Verständlicherweise aber gingen die Missionare des neuen Glaubens an die Plätze, an dem die Bevölkerung zusammenzukommen pflegte und wo folglich eine Predigt die größte Wirkung haben konnte. Diese Möglichkeit war offensichtlich bei Helligbek gegeben. Schirmann-Hamkens ist der Meinung, dass die Erzählung der Schleswiger Gelehrten des 16. Jahrhunderts eine Sage sei. Er führt den Namen Poppostein unmittelbar auf Poppensteen zurück, und hierbei kommt nur das niederdeutsche Wort Poppe, das Puppe = Kind bedeutet, in Betracht. Viele Steine waren nämlich früher zugleich Rechtsorte und Brautsteine, an denen in alter Zeit die Ehen geschlossen wurden, wobei die Schalen in dem Deckstein von einem Brauch bei der Eheschließung herrühren sollen, mit dem Eheschwert Funken und Feuer zu schlagen. Die gedankliche Verbindung, dass nach der Heirat Schale und Stein zum Ort der ungeborenen Kinder, zum "Kinderstein" werden konnten, lag nach Schirmann-Hamkens nicht fern.
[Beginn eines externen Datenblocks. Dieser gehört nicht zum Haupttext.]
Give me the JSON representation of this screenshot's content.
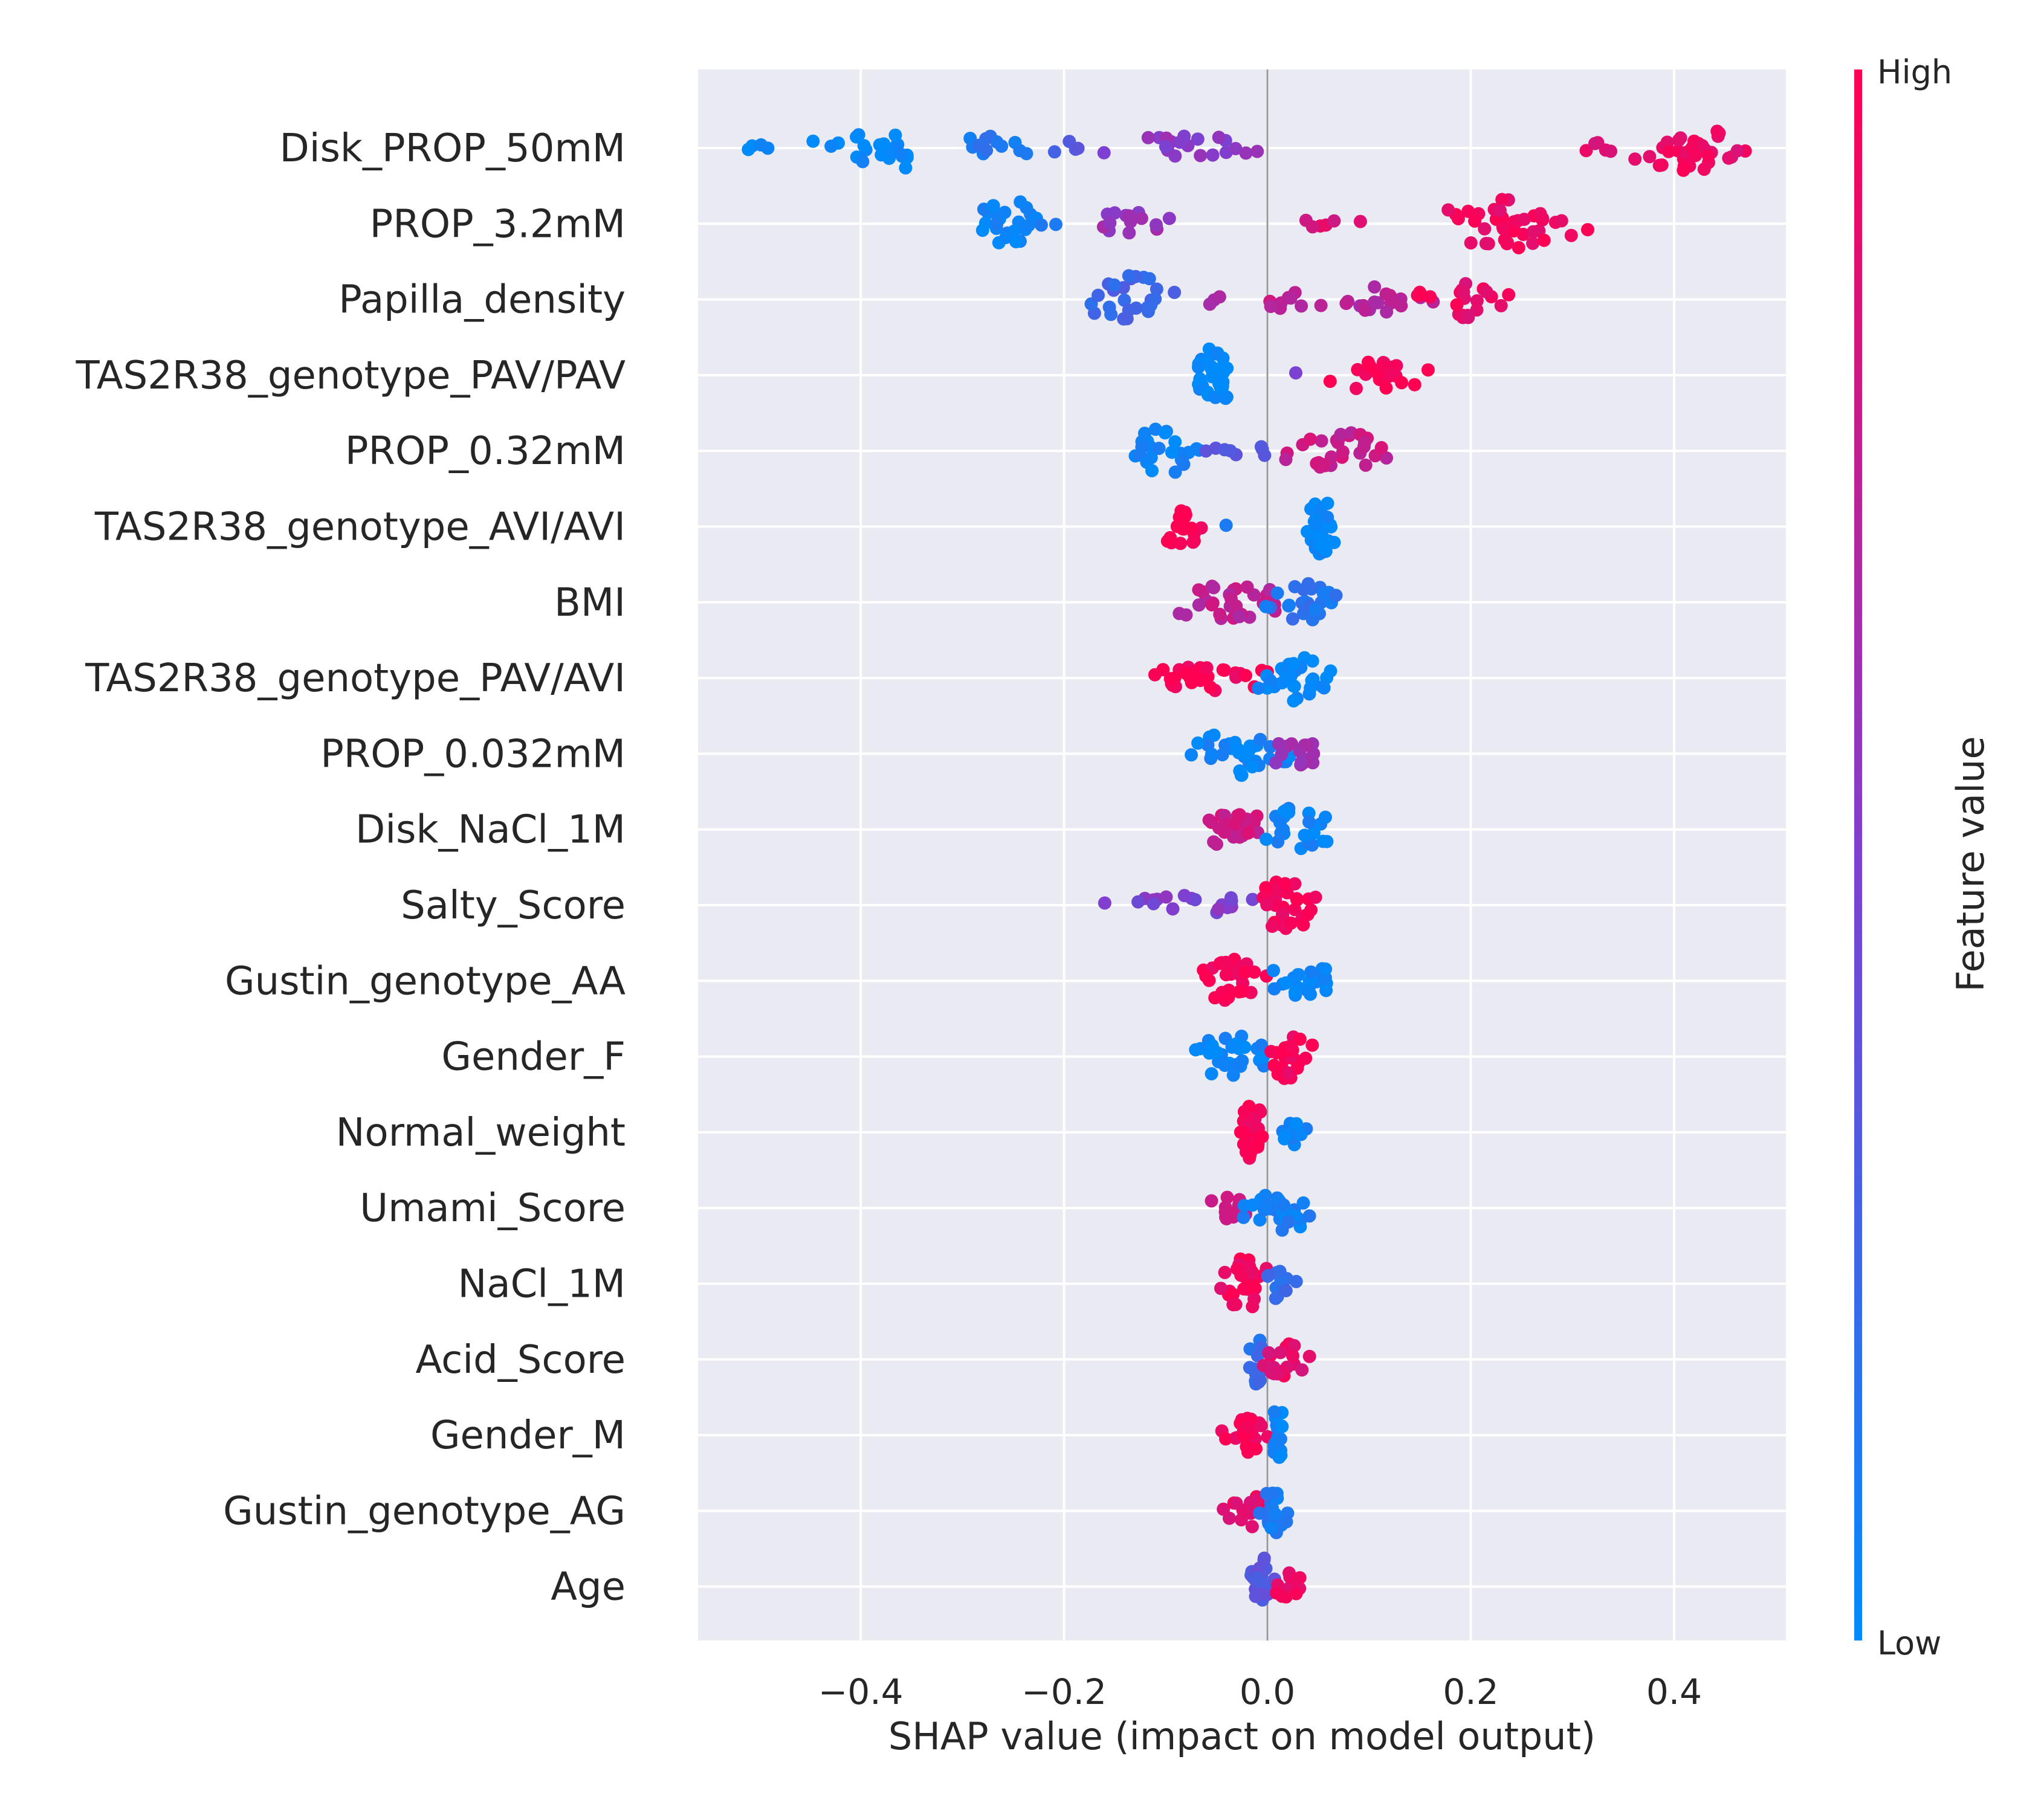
{
  "chart_data": {
    "type": "scatter",
    "subtype": "shap-beeswarm",
    "xlabel": "SHAP value (impact on model output)",
    "xlim": [
      -0.56,
      0.51
    ],
    "xticks": [
      -0.4,
      -0.2,
      0.0,
      0.2,
      0.4
    ],
    "xtick_labels": [
      "−0.4",
      "−0.2",
      "0.0",
      "0.2",
      "0.4"
    ],
    "grid": true,
    "zero_line": true,
    "colorbar": {
      "label": "Feature value",
      "high_label": "High",
      "low_label": "Low",
      "high_color": "#ff0052",
      "low_color": "#008bfb"
    },
    "features": [
      {
        "name": "Disk_PROP_50mM",
        "clusters": [
          {
            "center": -0.39,
            "spread": 0.07,
            "width": 0.8,
            "fv": 0.0,
            "n": 22
          },
          {
            "center": -0.5,
            "spread": 0.03,
            "width": 0.15,
            "fv": 0.0,
            "n": 4
          },
          {
            "center": -0.27,
            "spread": 0.04,
            "width": 0.5,
            "fv": 0.12,
            "n": 12
          },
          {
            "center": -0.2,
            "spread": 0.02,
            "width": 0.25,
            "fv": 0.3,
            "n": 4
          },
          {
            "center": -0.08,
            "spread": 0.07,
            "width": 0.45,
            "fv": 0.55,
            "n": 20
          },
          {
            "center": 0.33,
            "spread": 0.02,
            "width": 0.2,
            "fv": 0.9,
            "n": 5
          },
          {
            "center": 0.42,
            "spread": 0.06,
            "width": 0.8,
            "fv": 0.92,
            "n": 34
          }
        ]
      },
      {
        "name": "PROP_3.2mM",
        "clusters": [
          {
            "center": -0.255,
            "spread": 0.04,
            "width": 0.8,
            "fv": 0.05,
            "n": 26
          },
          {
            "center": -0.13,
            "spread": 0.04,
            "width": 0.45,
            "fv": 0.6,
            "n": 14
          },
          {
            "center": 0.06,
            "spread": 0.03,
            "width": 0.25,
            "fv": 0.85,
            "n": 6
          },
          {
            "center": 0.235,
            "spread": 0.065,
            "width": 0.85,
            "fv": 0.95,
            "n": 42
          }
        ]
      },
      {
        "name": "Papilla_density",
        "clusters": [
          {
            "center": -0.13,
            "spread": 0.05,
            "width": 0.85,
            "fv": 0.25,
            "n": 26
          },
          {
            "center": -0.05,
            "spread": 0.02,
            "width": 0.2,
            "fv": 0.6,
            "n": 3
          },
          {
            "center": 0.03,
            "spread": 0.04,
            "width": 0.35,
            "fv": 0.75,
            "n": 10
          },
          {
            "center": 0.11,
            "spread": 0.04,
            "width": 0.45,
            "fv": 0.7,
            "n": 16
          },
          {
            "center": 0.2,
            "spread": 0.04,
            "width": 0.7,
            "fv": 0.92,
            "n": 22
          }
        ]
      },
      {
        "name": "TAS2R38_genotype_PAV/PAV",
        "clusters": [
          {
            "center": -0.052,
            "spread": 0.02,
            "width": 1.0,
            "fv": 0.0,
            "n": 34
          },
          {
            "center": 0.025,
            "spread": 0.005,
            "width": 0.1,
            "fv": 0.55,
            "n": 1
          },
          {
            "center": 0.11,
            "spread": 0.045,
            "width": 0.55,
            "fv": 0.98,
            "n": 22
          }
        ]
      },
      {
        "name": "PROP_0.32mM",
        "clusters": [
          {
            "center": -0.1,
            "spread": 0.04,
            "width": 0.8,
            "fv": 0.05,
            "n": 24
          },
          {
            "center": -0.03,
            "spread": 0.03,
            "width": 0.25,
            "fv": 0.3,
            "n": 8
          },
          {
            "center": 0.07,
            "spread": 0.05,
            "width": 0.65,
            "fv": 0.78,
            "n": 30
          }
        ]
      },
      {
        "name": "TAS2R38_genotype_AVI/AVI",
        "clusters": [
          {
            "center": -0.085,
            "spread": 0.02,
            "width": 0.7,
            "fv": 1.0,
            "n": 20
          },
          {
            "center": -0.04,
            "spread": 0.003,
            "width": 0.1,
            "fv": 0.15,
            "n": 1
          },
          {
            "center": 0.052,
            "spread": 0.013,
            "width": 1.0,
            "fv": 0.0,
            "n": 40
          }
        ]
      },
      {
        "name": "BMI",
        "clusters": [
          {
            "center": -0.04,
            "spread": 0.06,
            "width": 0.6,
            "fv": 0.75,
            "n": 34
          },
          {
            "center": 0.035,
            "spread": 0.04,
            "width": 0.7,
            "fv": 0.15,
            "n": 26
          }
        ]
      },
      {
        "name": "TAS2R38_genotype_PAV/AVI",
        "clusters": [
          {
            "center": -0.05,
            "spread": 0.07,
            "width": 0.45,
            "fv": 0.98,
            "n": 30
          },
          {
            "center": 0.03,
            "spread": 0.035,
            "width": 0.8,
            "fv": 0.0,
            "n": 30
          }
        ]
      },
      {
        "name": "PROP_0.032mM",
        "clusters": [
          {
            "center": -0.03,
            "spread": 0.045,
            "width": 0.75,
            "fv": 0.05,
            "n": 34
          },
          {
            "center": 0.03,
            "spread": 0.03,
            "width": 0.45,
            "fv": 0.6,
            "n": 16
          }
        ]
      },
      {
        "name": "Disk_NaCl_1M",
        "clusters": [
          {
            "center": -0.03,
            "spread": 0.03,
            "width": 0.7,
            "fv": 0.8,
            "n": 26
          },
          {
            "center": 0.03,
            "spread": 0.025,
            "width": 0.8,
            "fv": 0.05,
            "n": 24
          }
        ]
      },
      {
        "name": "Salty_Score",
        "clusters": [
          {
            "center": -0.08,
            "spread": 0.065,
            "width": 0.35,
            "fv": 0.5,
            "n": 20
          },
          {
            "center": 0.02,
            "spread": 0.03,
            "width": 0.9,
            "fv": 0.98,
            "n": 36
          }
        ]
      },
      {
        "name": "Gustin_genotype_AA",
        "clusters": [
          {
            "center": -0.035,
            "spread": 0.03,
            "width": 0.8,
            "fv": 0.98,
            "n": 28
          },
          {
            "center": 0.035,
            "spread": 0.03,
            "width": 0.6,
            "fv": 0.05,
            "n": 24
          }
        ]
      },
      {
        "name": "Gender_F",
        "clusters": [
          {
            "center": -0.035,
            "spread": 0.035,
            "width": 0.8,
            "fv": 0.02,
            "n": 28
          },
          {
            "center": 0.02,
            "spread": 0.02,
            "width": 0.8,
            "fv": 0.98,
            "n": 24
          }
        ]
      },
      {
        "name": "Normal_weight",
        "clusters": [
          {
            "center": -0.015,
            "spread": 0.012,
            "width": 1.0,
            "fv": 0.98,
            "n": 30
          },
          {
            "center": 0.025,
            "spread": 0.015,
            "width": 0.5,
            "fv": 0.05,
            "n": 14
          }
        ]
      },
      {
        "name": "Umami_Score",
        "clusters": [
          {
            "center": -0.035,
            "spread": 0.02,
            "width": 0.5,
            "fv": 0.75,
            "n": 12
          },
          {
            "center": 0.015,
            "spread": 0.03,
            "width": 0.8,
            "fv": 0.08,
            "n": 32
          }
        ]
      },
      {
        "name": "NaCl_1M",
        "clusters": [
          {
            "center": -0.02,
            "spread": 0.025,
            "width": 0.9,
            "fv": 0.95,
            "n": 30
          },
          {
            "center": 0.012,
            "spread": 0.012,
            "width": 0.7,
            "fv": 0.2,
            "n": 12
          }
        ]
      },
      {
        "name": "Acid_Score",
        "clusters": [
          {
            "center": -0.01,
            "spread": 0.008,
            "width": 0.9,
            "fv": 0.2,
            "n": 16
          },
          {
            "center": 0.015,
            "spread": 0.02,
            "width": 0.6,
            "fv": 0.9,
            "n": 20
          }
        ]
      },
      {
        "name": "Gender_M",
        "clusters": [
          {
            "center": -0.02,
            "spread": 0.018,
            "width": 0.6,
            "fv": 0.98,
            "n": 22
          },
          {
            "center": 0.01,
            "spread": 0.01,
            "width": 0.9,
            "fv": 0.02,
            "n": 18
          }
        ]
      },
      {
        "name": "Gustin_genotype_AG",
        "clusters": [
          {
            "center": -0.015,
            "spread": 0.025,
            "width": 0.7,
            "fv": 0.9,
            "n": 22
          },
          {
            "center": 0.005,
            "spread": 0.015,
            "width": 0.8,
            "fv": 0.1,
            "n": 22
          }
        ]
      },
      {
        "name": "Age",
        "clusters": [
          {
            "center": -0.005,
            "spread": 0.01,
            "width": 1.0,
            "fv": 0.35,
            "n": 26
          },
          {
            "center": 0.022,
            "spread": 0.012,
            "width": 0.5,
            "fv": 0.95,
            "n": 12
          }
        ]
      }
    ]
  }
}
Zum Glück fiel dieses Großsteingrab nicht der Neuzeit zum Opfer. Aufgrund eines Kaufvertrages vor über 130 Jahren ist der Taufstein von Helligbek Landeseigentum. Das Landesamt für Vor- und Frühgeschichte in Schleswig besitzt folgenden "Kaufcontract" vom 14. Februar 1859: "Der Eigentümer der Hufenstelle in Poppholt, zu welcher die in der Nähe von Helligbek belegene Koppel von Arnhoi gehört, in welcher der Poppostein oder Taufstein liegt, geht mit der Absicht um, den Stein zu verkaufen … und haben darauf Allerhöchstdieselben – Sr. Majestät der König – die Erwerbung dieses Steins erforderliche Summen allergnädigst zu bewilligen geruht …" Ein Vertrag wurde aufgesetzt: "Der Verkäufer, Hufner Friedr. Petersen, verpflichtet sich, für sich und ihre Besitznachfolger, Allen und Jeden, welche den Taufstein zu sehen wünschen, freien Zutritt zu demselben, jedoch für die betr. Königl. Beamten ohne eine vorherige Meldung, jeder Zeit zu gestatten." Heutzutage kann jeder "ohne Anmeldung" den Poppostein besichtigen, der zum Kennzeichen der Gemeinde Sieverstedt wurde.